Jude Collins

Monday 1 August 2011

Those bloody anthems

My last blog on Windsor Park seems to have touched a sore spot with some people; once the name-calling starts you know you’ve hit home.  One of the main problems with Windsor Park, although not the only one, is that the British national anthem is played before games, even though the Good Friday Agreement has acknowledged the right of nearly half of the north’s population to see themselves as Irish.


At the same time it’s a complicated question, the whole national anthem thing. There’s the cringing embarrassment  as the camera pans along the faces of Irish soccer players during the pre-match playing of Amhrán na bhFiann:  most of them clearly haven’t a clue what the lyrics are, in Irish or English.  Then there are the Gaelic matches at Croke  Park and elsewhere, when a sizeable number of gobshites   feel they owe it to their county to start roaring encouragement  some ten bars before the end of the anthem. And is there another country in the world that’s afraid to play its national anthem in case it’d upset some of its own players an/or supporters, and puts in its place something as awful as ‘Ireland’s Call’?

Recently, in fact, there have been demands that the Irish national anthem be removed altogether – excised from every occasion because its lyrics are too bloodthirsty. Since no more than one in ten Irish people know  the words, that shouldn’t be a problem, but apparently it is.  Yet if you check the verses, the most bloodthirsty line is surely “ ‘Mid cannon’s roar and rifles’ peal’.  Tame stuff compared to  the American national anthem, which has ‘the rocket’s red glare, the bombs bursting in air’, quickly followed by “Their blood has washed out their foul footsteps’ pollution/No refuge could save the hireling and slave/From the terror of flight, or the gloom of the grave’ -  in case you missed the point.  In Italy, where I am now, they sing what in Italian sounds lovely but in English translates as “Let us joint together – we’re ready to die/Let us join together – we’re ready to die/Italy has called!/ Let us join together – we’re ready to die/Let us join together – we’re ready  to die/ Italy has called! / YES!’  I think we get the message there. And the anthem that’s taken up so enthusiastically in Windsor Park?  Middle-range bloody, I think: ‘O Lord our God arise/ Scatter her enemies/ And make them fall’.  Sounds to me like a call on God to do a spot of killing, except you interpret ‘fall’ as stumble and graze their knees.
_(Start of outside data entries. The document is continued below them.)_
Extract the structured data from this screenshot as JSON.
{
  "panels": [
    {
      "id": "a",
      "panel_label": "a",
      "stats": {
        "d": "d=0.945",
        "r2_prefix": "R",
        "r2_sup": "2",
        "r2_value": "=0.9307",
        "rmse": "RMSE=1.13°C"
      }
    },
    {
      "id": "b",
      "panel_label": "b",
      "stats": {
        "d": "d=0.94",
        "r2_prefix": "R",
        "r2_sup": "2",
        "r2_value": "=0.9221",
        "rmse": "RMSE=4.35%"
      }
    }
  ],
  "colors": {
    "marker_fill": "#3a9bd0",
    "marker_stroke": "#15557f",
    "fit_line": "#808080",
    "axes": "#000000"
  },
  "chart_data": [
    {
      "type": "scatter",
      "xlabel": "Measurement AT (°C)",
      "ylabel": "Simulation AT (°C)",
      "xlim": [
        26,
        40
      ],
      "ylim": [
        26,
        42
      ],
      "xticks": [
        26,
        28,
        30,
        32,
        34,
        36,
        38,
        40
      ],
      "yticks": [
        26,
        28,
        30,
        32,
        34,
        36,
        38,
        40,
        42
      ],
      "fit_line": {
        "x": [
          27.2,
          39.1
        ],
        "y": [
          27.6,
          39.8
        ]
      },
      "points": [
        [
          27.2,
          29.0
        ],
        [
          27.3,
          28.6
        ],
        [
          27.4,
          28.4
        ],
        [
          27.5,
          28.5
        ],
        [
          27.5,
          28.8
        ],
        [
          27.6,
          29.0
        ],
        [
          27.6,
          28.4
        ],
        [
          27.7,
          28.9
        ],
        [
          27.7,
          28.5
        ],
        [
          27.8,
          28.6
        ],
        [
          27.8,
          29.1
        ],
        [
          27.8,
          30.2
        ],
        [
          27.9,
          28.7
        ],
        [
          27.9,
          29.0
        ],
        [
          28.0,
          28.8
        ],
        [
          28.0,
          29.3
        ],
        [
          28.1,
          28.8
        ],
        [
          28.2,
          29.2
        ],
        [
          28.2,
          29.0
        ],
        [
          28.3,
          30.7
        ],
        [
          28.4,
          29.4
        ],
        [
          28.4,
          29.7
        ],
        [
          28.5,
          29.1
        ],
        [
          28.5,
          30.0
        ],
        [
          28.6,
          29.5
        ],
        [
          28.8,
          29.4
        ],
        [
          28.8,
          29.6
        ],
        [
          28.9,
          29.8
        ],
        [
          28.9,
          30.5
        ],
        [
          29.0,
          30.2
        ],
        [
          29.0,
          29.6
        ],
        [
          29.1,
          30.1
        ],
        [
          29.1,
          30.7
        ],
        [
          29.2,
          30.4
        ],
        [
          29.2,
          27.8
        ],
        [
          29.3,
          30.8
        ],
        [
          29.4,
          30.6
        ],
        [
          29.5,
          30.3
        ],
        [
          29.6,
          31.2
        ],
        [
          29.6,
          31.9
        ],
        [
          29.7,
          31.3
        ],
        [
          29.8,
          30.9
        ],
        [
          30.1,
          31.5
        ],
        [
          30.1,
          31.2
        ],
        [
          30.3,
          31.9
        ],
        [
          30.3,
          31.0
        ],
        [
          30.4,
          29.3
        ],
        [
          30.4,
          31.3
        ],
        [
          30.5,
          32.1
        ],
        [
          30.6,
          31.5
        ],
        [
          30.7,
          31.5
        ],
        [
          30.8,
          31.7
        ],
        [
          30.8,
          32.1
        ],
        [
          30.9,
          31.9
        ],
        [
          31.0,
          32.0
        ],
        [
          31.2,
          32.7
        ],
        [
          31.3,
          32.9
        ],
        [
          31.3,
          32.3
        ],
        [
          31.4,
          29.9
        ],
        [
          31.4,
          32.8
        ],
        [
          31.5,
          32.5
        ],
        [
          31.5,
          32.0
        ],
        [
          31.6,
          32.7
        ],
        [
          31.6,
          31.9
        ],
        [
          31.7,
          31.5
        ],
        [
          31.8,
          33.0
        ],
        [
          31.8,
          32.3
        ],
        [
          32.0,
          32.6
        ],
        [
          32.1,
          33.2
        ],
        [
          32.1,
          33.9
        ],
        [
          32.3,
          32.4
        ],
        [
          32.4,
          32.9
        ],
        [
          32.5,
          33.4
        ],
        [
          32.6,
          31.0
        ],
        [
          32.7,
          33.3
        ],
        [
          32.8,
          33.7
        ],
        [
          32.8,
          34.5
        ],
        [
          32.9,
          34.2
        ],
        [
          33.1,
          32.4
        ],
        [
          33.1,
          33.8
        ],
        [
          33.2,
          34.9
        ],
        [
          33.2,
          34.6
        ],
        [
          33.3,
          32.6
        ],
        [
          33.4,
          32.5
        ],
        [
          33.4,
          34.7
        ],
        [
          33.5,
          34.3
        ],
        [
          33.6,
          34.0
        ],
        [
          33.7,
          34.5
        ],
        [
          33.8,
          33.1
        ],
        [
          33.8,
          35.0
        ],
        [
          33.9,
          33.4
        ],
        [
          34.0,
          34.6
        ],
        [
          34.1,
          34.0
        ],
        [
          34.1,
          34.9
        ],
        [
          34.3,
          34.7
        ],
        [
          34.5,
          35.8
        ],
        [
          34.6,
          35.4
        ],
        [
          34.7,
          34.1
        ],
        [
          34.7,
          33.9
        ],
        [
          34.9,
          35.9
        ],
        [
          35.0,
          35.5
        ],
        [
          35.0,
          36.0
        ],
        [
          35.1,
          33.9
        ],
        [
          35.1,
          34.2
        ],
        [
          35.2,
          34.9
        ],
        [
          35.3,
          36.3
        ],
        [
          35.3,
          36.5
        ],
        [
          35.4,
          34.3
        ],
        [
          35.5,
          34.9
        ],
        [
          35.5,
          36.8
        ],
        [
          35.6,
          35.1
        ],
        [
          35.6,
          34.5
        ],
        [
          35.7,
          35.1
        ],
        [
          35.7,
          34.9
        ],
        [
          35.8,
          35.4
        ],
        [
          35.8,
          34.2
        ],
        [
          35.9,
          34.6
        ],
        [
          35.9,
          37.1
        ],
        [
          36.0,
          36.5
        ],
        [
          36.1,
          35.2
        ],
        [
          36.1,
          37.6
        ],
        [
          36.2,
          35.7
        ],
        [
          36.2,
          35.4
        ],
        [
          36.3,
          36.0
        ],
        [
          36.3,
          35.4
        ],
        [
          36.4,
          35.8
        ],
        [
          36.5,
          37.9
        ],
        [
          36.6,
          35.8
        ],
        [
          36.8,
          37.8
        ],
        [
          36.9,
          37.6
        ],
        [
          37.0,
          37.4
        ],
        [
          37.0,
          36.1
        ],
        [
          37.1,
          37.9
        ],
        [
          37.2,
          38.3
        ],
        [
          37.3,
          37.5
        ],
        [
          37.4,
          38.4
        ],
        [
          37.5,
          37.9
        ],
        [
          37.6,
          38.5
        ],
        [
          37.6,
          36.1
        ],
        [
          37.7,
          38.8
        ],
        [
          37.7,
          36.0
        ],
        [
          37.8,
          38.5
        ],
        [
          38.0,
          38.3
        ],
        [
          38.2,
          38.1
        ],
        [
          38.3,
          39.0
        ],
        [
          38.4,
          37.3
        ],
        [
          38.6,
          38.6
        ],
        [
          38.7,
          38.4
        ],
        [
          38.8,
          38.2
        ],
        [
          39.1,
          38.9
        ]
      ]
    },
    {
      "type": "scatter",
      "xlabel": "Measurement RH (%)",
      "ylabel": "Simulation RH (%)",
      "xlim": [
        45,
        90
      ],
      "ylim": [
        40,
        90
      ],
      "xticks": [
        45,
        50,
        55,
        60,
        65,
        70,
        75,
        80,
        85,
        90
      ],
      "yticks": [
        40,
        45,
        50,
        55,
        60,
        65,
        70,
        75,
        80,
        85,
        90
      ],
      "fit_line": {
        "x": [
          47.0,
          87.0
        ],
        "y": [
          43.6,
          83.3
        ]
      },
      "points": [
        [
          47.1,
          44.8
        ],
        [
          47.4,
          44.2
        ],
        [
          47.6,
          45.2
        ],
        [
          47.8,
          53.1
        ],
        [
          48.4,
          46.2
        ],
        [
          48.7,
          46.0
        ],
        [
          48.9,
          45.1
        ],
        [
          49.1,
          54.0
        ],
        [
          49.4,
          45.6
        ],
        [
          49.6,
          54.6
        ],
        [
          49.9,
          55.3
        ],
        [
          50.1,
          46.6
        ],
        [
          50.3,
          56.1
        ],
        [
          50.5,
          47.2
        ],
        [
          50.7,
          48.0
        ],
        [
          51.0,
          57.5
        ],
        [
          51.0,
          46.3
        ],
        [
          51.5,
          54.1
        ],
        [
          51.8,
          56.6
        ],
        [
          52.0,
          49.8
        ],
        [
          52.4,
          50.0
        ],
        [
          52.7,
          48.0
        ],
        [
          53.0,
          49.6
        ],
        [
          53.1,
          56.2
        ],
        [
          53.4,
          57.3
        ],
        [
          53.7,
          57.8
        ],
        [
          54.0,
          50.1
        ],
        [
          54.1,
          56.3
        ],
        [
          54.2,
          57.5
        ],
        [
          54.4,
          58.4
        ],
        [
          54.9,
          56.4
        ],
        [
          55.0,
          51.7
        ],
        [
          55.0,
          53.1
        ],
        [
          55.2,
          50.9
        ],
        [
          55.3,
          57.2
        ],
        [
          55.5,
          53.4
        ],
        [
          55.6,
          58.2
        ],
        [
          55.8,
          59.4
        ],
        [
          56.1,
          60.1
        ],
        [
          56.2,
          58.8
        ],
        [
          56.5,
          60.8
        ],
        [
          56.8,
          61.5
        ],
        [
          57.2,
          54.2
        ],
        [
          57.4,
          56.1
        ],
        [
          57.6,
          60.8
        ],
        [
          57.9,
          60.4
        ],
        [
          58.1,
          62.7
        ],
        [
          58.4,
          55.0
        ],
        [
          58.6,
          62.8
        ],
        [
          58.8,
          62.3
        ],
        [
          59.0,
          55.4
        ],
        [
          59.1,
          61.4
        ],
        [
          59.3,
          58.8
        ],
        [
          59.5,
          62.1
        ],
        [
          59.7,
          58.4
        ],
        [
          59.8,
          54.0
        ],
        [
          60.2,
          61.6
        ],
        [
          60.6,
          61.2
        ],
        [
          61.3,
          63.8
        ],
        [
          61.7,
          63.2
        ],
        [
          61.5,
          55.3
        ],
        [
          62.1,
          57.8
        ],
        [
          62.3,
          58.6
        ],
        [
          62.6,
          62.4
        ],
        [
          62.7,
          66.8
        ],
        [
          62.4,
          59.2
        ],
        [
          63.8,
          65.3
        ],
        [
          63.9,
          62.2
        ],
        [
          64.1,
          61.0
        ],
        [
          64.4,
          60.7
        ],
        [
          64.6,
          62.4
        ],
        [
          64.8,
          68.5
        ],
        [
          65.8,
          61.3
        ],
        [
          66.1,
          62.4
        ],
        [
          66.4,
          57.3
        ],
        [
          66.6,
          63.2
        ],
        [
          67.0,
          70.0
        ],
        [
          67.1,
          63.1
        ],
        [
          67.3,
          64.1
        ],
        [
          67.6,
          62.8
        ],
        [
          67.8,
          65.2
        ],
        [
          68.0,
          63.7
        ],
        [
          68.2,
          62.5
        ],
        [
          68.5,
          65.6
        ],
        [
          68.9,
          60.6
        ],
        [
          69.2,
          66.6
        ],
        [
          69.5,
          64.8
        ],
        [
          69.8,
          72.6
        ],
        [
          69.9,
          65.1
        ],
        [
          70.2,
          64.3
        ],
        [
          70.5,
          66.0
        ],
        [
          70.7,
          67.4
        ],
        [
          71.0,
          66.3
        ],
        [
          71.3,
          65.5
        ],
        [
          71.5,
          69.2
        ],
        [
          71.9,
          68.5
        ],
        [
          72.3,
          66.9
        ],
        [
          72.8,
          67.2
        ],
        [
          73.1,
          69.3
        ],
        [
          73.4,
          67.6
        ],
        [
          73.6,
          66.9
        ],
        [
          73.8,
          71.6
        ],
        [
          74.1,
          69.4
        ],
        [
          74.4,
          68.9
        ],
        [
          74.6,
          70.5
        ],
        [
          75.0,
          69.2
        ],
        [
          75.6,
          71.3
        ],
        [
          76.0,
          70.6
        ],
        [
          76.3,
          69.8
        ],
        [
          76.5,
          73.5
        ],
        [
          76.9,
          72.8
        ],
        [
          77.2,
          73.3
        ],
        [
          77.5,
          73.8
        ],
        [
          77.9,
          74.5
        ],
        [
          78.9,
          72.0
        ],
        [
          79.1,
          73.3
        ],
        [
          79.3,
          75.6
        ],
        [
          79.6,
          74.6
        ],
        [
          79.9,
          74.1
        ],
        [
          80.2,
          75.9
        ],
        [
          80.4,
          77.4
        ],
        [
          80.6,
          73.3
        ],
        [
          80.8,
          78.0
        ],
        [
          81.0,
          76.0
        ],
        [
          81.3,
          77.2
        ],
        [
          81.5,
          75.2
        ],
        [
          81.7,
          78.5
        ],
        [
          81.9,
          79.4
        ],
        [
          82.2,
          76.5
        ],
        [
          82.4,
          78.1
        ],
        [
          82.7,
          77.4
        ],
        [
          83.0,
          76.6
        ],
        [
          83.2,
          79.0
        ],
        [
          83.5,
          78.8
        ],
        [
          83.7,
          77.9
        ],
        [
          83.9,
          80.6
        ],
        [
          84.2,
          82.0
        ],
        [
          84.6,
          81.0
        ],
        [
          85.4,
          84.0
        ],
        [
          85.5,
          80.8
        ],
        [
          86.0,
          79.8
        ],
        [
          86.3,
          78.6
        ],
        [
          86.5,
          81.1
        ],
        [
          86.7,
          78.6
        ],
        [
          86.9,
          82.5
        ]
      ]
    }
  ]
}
The fact is, the Irish national anthem is no more bloody-minded than most others. What’s behind the call for its abolition is not the bloodthirsty bit, it's something else  - specifically two lines before the bit about the cannon’s roar.  They go: ‘See in the east a silvery glow/ Out yonder waits the Saxon foe’.  Geddit? Our national anthem refers to England/Britain as a foe. And as we all know, especially since that visit from your woman in May, we’re not foes at all, we’re friends now, and whatever you do, don’t mention the war. Or the constitutional question. Or political jurisdiction. Or five thousand British troops.

If I’m honest, though, I too would like to see the Irish national anthem changed,  along with every other national anthem in the world that glorifies violence or encourages the domination of the weak by the strong. Maybe the UN could do it - a sort of simultaneous musical multi-lateral disarmament. That might bring a few more taigs to Windsor Park.



1 comment:

  1. I'd agree with that last bit, about changing all the anthems. I've always thought it a tad ironic that our US lyrics were set to a British bar song melody. And I don't think it was the official anthem until the 1930s. Many would like to replace the song, but the problem is that most other songs that could be considered have "God" in them and of course atheists would never go for that. Maybe we should just do away with anthems all together or make them all instrumental.